U.S. Water News Online
LUXEMBURG, Austria -- The world's population, which has quadrupled over the past 80 years, may never double again, according to new population forecasts by the Population, Development and Environment Project at the International Institute for Applied Systems Analysis (IIASA).
IIASA is a non-governmental research institution sponsored by a consortium of National Member Organizations in 17 nations. The Institute's research focuses on sustainability and the human dimensions of global change.
According to IIASA's projections, there is a 66 percent chance that the world's population will not reach 11.5 billion -- double today's population -- within the next century, if ever. The projections reflect the impact of alternative assumptions for birth rates, migration, and death rates. Based on expert opinions, the projections include confidence levels for global populations and go up to the year 2100.

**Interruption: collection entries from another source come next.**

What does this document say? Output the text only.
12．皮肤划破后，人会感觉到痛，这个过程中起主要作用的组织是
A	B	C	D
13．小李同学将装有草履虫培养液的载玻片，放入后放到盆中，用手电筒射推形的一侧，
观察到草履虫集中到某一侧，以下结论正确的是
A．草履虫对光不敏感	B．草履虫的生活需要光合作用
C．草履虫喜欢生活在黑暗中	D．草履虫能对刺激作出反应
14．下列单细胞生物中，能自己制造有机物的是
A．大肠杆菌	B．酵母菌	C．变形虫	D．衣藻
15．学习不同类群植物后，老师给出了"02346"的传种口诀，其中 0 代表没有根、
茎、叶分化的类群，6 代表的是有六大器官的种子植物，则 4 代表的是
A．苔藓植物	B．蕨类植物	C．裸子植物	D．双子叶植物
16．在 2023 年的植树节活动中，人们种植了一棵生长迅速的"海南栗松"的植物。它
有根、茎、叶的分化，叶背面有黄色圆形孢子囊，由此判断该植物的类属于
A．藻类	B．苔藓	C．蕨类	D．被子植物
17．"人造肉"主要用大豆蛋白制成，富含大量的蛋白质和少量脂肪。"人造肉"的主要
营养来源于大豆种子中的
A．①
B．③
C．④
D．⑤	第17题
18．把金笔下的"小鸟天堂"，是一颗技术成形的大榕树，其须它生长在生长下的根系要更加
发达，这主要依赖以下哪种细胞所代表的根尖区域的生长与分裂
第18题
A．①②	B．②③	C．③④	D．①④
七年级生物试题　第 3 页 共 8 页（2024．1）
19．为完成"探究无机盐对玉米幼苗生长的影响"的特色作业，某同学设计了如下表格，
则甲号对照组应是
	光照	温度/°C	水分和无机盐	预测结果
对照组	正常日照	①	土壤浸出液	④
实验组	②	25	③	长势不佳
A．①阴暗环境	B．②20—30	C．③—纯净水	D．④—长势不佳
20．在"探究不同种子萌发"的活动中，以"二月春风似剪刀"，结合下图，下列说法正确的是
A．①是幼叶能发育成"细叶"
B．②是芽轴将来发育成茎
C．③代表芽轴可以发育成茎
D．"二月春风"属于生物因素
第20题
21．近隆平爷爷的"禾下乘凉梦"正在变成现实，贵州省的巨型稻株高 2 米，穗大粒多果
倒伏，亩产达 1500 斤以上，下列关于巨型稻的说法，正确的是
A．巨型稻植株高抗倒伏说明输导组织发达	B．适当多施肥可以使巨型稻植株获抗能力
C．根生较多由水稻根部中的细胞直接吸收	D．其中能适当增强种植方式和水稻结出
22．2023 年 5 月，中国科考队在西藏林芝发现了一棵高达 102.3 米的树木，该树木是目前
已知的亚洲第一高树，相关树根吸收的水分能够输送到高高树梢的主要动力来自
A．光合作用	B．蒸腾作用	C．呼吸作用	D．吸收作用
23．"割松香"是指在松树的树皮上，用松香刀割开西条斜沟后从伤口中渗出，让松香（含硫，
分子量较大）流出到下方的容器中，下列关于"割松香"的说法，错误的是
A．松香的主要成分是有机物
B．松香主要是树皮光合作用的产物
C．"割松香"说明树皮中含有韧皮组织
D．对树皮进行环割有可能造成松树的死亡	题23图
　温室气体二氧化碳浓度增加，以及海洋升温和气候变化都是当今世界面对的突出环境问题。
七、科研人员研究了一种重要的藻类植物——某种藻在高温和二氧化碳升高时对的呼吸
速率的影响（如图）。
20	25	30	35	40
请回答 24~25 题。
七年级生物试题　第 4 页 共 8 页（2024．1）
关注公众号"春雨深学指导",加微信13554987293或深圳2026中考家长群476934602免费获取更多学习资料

The projections, and the assumptions on which they are based, are discussed in the new revised edition of The Future Population of the World: What Can We Assume Today? edited by Wolfgang Lutz of the Population, Development and Environment Project at IIASA and published by Earthscan.
"The biggest factor affecting population growth is the continuing decline of fertility in most world regions," said Project leader Wolfgang Lutz. Lutz said that, as a whole, the world's population will probably increase from today's 5.8 billion to around 7.9 billion in 2020, 9.9 billion in 2050, and 10.4 billion by 2100, according to the Project's forecasts.
However, said Lutz, four world regions -- Pacific OECD countries, Eastern Europe, Western Europe, and the European part of the former Soviet Union -- are projected to experience population declines before 2050.
Population in the European part of the former Soviet Union, for example, could decrease due to below-replacement fertility, and relatively high mortality rates. By 2020, the population could fall from its current 238 million to 224 million. By 2050, the population may even fall to 187 million, and could fall to as low as 147 million by 2100.
In contrast, countries in North Africa and the Middle East are likely to experience dramatic population growth. According to IIASA projections, the population in these regions could double and possibly triple over the next 50 years due to current young age structures and high fertility levels.
North Africa's 1995 population level of 162 million is likely to increase to 228 million by 2010 and to 439 million by 2050. The Middle East's 1995 population of 151 million is likely to grow to 234 million by 2010 and to 517 million by 2050, according to IIASA.
Projections for North America reflect a slow but steady increase, climbing from 297 million in 1995 to 356 million in 2020, 405 million in 2050, and to 482 million in 2100. The continued growth of the U.S. population is largely fueled by the assumption of continued migration.
IIASA estimates that there is a 95 percent chance that the population of North America will grow to between 320 million and 400 million by 2020. Toward the end of the next century, population may shrink only if migration is greatly restricted and if the U.S. has a long period of below-replacement fertility.
Lower birth rates affect not only the total population size, but also age distribution, resulting in a steady shift from a current, predominantly young population, to an increasing proportion in the "over 60" age bracket, even in developing countries, according to IIASA. The proportion of those above age 60, IIASA predicts, will expand nearly three-fold, from a current 9.5 percent to 19.7 percent by 2050 and 26.8 percent by 2100.
"This is going to have significant impacts on societies and cause serious problems with pension systems throughout the world," said Lutz.